At the beginning of the ’80s, I first started discovering what at the time was being grouped together as “New Wave,” the alternative music of the early ’80s (although I also seem to recall that this was being called more generally “New Music”…a term that included both the more synth-y bands as well as the punk bands and punk-related artists). I seem to recall my interest beginning with artists that were cracking the Top 40 at the end of the ’70s, like The Talking Heads, The Police, and Blondie. Every Sunday for at least a couple of years starting when I was about 11 or 12, I would hang out by the radio in my bedroom and listen to the Top 40 countdown with Casey Kasem, writing down all the songs as they came up and then comparing them to the songs on the next week’s countdown. I began hearing songs like “Roxanne” and “Psycho Killer” and finding them completely refreshing in what was otherwise then a disco-post-disco music world.
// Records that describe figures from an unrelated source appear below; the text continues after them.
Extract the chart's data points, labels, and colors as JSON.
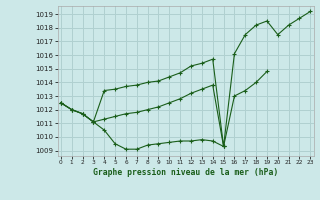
{
  "title": "Graphe pression niveau de la mer (hPa)",
  "bg_color": "#cce8e8",
  "grid_color": "#b0d0d0",
  "line_color": "#1a5e1a",
  "x_ticks": [
    0,
    1,
    2,
    3,
    4,
    5,
    6,
    7,
    8,
    9,
    10,
    11,
    12,
    13,
    14,
    15,
    16,
    17,
    18,
    19,
    20,
    21,
    22,
    23
  ],
  "y_ticks": [
    1009,
    1010,
    1011,
    1012,
    1013,
    1014,
    1015,
    1016,
    1017,
    1018,
    1019
  ],
  "ylim": [
    1008.6,
    1019.6
  ],
  "xlim": [
    -0.3,
    23.3
  ],
  "series": [
    [
      1012.5,
      1012.0,
      1011.7,
      1011.1,
      1010.5,
      1009.5,
      1009.1,
      1009.1,
      1009.4,
      1009.5,
      1009.6,
      1009.7,
      1009.7,
      1009.8,
      1009.7,
      1009.3,
      null,
      null,
      null,
      null,
      null,
      null,
      null,
      null
    ],
    [
      1012.5,
      1012.0,
      1011.7,
      1011.1,
      1011.3,
      1011.5,
      1011.7,
      1011.8,
      1012.0,
      1012.2,
      1012.5,
      1012.8,
      1013.2,
      1013.5,
      1013.8,
      1009.3,
      1013.0,
      1013.4,
      1014.0,
      1014.8,
      null,
      null,
      null,
      null
    ],
    [
      1012.5,
      1012.0,
      1011.7,
      1011.1,
      1013.4,
      1013.5,
      1013.7,
      1013.8,
      1014.0,
      1014.1,
      1014.4,
      1014.7,
      1015.2,
      1015.4,
      1015.7,
      1009.3,
      1016.1,
      1017.5,
      1018.2,
      1018.5,
      1017.5,
      1018.2,
      1018.7,
      1019.2
    ]
  ]
}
It was in this way that I gradually became a big fan of New Music…and one of the bands that I liked most in those years was the English Beat. The biggest band of the ska movement that included the Specials and Madness (and a number of other bands, like the Selecter and Bad Manners, that were very popular in England but never broke quite as big in America), the Beat’s mix of ska, soul, Motown, and pop was fast and furious, incredibly catchy, and completely intoxicating. 1982′s Special Beat Service, their third (and, as it turned out, final) album was one of the records at that time that I played over and over again, along with the Police and R.E.M.’s Chronic Town, and just couldn’t get enough of. I remember days in high school when I couldn’t wait to get home and put the album on — there were so many great new sounds to absorb.
I love every song on Special Beat Service, but one of the best of those is “Sugar and Stress,” a song that owes as much to the Clash (borrowing the riff from “Lost in the Supermarket”) as it does to Motown. Bopping along disguised as an upbeat, danceable song, the lyrics actually speak about how the world is going to hell in a handbasket. It’s not all that different a message than the one that Harry Nilsson put across in the recently featured “Driving Along,” but this time it’s not cars that are dividing us, but rather society’s self-absorbed need to get ahead at the cost of others. The “sugar and stress” of the title appears to be a metaphor — relating overconsumption and self-interest and the problems this causes for the less fortunate in the world to diabetes: high blood-sugar levels caused by overeating and the havoc this wreaks on the body. It’s a very lightly used metaphor in the context of the song, but the point is taken, giving you something to think about while giving your feet something to move to (and that’s a combination found in nearly every song by the English Beat).